IEC Electronics Corp. Summary of 2011 Management Incentive Plan ("2011 MIP")

EX-10.20 4 v242333_ex10-20.htm EXHIBIT 10.20
Exhibit 10.20
IEC Electronics Corp.

Summary of 2011 Management Incentive Plan ("2011 MIP")
 


The 2011 MIP is a cash incentive plan which links awards to performance results and is designed to provide cash incentive awards ("Awards") to the four corporate officers (the "Participants") of the Company: the Chief Executive Officer (the "CEO"), the Chief Financial Officer, the President, and the Executive Vice President of Operations.  The 2011 MIP was approved by the Compensation Committee at its meeting on October 15, 2010 and by the Board of Directors at its meeting on November 17, 2010.

Each Participant is eligible to receive an Award, if any, determined on the basis of the degree of achievement of certain specified corporate level fiscal year performance objectives ("Performance Goals").  For fiscal 2011, Performance Goals based upon the following measurements were established: Net Income Before Taxes and Incentives, Sales, and Cash Flow from Operations.  The Compensation Committee has assigned a weighting factor to each Performance Goal.

If the target goal (the “Target Goal”) for a Performance Goal is achieved, an Award equal to a predetermined percentage (varying from 25% to 60%) of the Participant's base salary earned during the fiscal year will be paid to the Participant (the "Target Award").  The incentive percentage of a Participant is based upon his or her position within the Company. Below the achievement of a threshold or minimum corporate level of performance ("Plan Entry"), no Awards will be made.  If the Plan Entry performance level is achieved or exceeded, but the Target Goal for a Performance Goal is not achieved, a pro rata payment, but less than the Target Award, will be paid to each Participant.  If the Target Goal for a Performance Goal is surpassed, Awards will increase depending on the percentage of the Target Goal for each of the Performance Goals that is achieved.  However, no Award to a Participant may exceed 200% of the Target Award.

The Compensation Committee has prepared a formula or matrix prescribing the extent to which a Participant's Award will be earned based upon the level of achievement and the weighting of each Performance Goal.

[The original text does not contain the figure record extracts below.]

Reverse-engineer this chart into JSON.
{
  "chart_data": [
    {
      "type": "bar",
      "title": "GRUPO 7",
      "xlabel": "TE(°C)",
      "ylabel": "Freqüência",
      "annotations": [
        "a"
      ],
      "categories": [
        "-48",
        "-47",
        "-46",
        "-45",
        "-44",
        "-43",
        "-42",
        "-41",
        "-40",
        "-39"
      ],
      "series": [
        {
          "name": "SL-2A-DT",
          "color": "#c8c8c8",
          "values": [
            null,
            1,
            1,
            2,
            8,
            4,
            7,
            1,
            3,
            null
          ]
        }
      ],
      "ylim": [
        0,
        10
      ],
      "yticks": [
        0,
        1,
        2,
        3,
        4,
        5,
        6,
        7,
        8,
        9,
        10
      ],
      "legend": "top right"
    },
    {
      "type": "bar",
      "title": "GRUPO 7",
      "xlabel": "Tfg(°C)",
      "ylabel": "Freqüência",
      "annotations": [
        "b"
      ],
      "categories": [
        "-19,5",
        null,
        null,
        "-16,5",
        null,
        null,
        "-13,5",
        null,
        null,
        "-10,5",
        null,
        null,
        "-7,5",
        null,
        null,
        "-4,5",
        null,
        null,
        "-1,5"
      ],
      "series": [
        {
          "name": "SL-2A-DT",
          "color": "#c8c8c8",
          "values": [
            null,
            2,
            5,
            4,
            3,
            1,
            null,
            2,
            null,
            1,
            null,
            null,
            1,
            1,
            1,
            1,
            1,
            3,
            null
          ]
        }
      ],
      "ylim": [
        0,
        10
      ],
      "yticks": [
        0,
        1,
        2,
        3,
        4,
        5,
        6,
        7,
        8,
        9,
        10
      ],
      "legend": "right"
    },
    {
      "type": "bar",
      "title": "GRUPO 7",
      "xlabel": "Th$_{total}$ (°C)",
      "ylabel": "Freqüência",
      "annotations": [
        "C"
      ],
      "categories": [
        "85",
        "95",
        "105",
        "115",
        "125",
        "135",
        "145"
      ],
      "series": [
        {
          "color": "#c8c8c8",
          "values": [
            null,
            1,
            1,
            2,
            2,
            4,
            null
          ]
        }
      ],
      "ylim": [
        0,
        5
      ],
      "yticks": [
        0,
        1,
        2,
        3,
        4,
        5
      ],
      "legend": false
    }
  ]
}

No Award will be paid to any Participant for the achievement of any Performance Goal unless the Company has reached an earnings threshold of $7.4 million (before tax and incentive) for fiscal 2011.

 
 

 

After the end of the fiscal year, the Compensation Committee will determine the extent to which the Performance Goals have been achieved and will calculate the amount of the Award to be paid to each Participant (the “Calculated Award”).  However, based on his evaluation of an individual Participant's performance, the CEO may recommend to the Compensation Committee, that the Calculated Award for any individual Participant be modified by plus or minus up to 25%.  The Compensation Committee may also recommend to the full Board that the Calculated Award for the CEO be modified by plus or minus up to 25%.  All modifications to a Calculated Award must be approved by the Compensation Committee.  In addition, any modification to the Calculated Award for the CEO must be approved by the Board of Directors.  Use of the modification factor is not expected to be an annual event, but is to be used sparingly, when the actual results achieved, either positive or negative to the planned results, are not appropriately reflected in the Calculated Award.

Payment of any Award to a Participant will be made within fifteen (15) days after receipt by the Company of the audited financial statements for fiscal 2011.  In order to receive an Award, a Participant must be an employee of the Company on the date such Award is to be distributed.

Since the Performance Goals set forth in the 2011 MIP are based upon the organic growth of the Company and do not reflect the impact of any acquisitions made by the Company in fiscal 2011, after the Company acquired Southern California Braiding, Inc. ("SCB") in December 2011, the Compensation Committee determined it appropriate to adopt a separate management incentive plan related to the achievement of certain Performance Goals for SCB (the "SCB Plan") in fiscal 2011.

The SCB Plan is similar in design to the 2011 MIP, except that (a) the Performance Goals are based upon two measurements – net income before taxes and incentive, and sales; (b) if the Target Goal for a Performance Goal is achieved, an Award equal to a predetermined 20% or 30% of the Participant's base salary will be paid to the Participant; and (c) no Awards will be paid unless SCB has reached an earnings threshold of $2.8 million (before taxes and incentives) for fiscal 2011.  Any Awards earned under the SCB Plan will be paid in two installments:  (a) 50% will be paid within fifteen (15) days after the receipt by the Company of the audited financial statements for fiscal 2011; and (b) 50% will be paid within fifteen (15) days after the receipt by the Company of the audited financial statements for fiscal 2012, provided that SCB achieves a threshold of sales and net income before taxes ($18 million and $4 million, respectively) for fiscal 2012.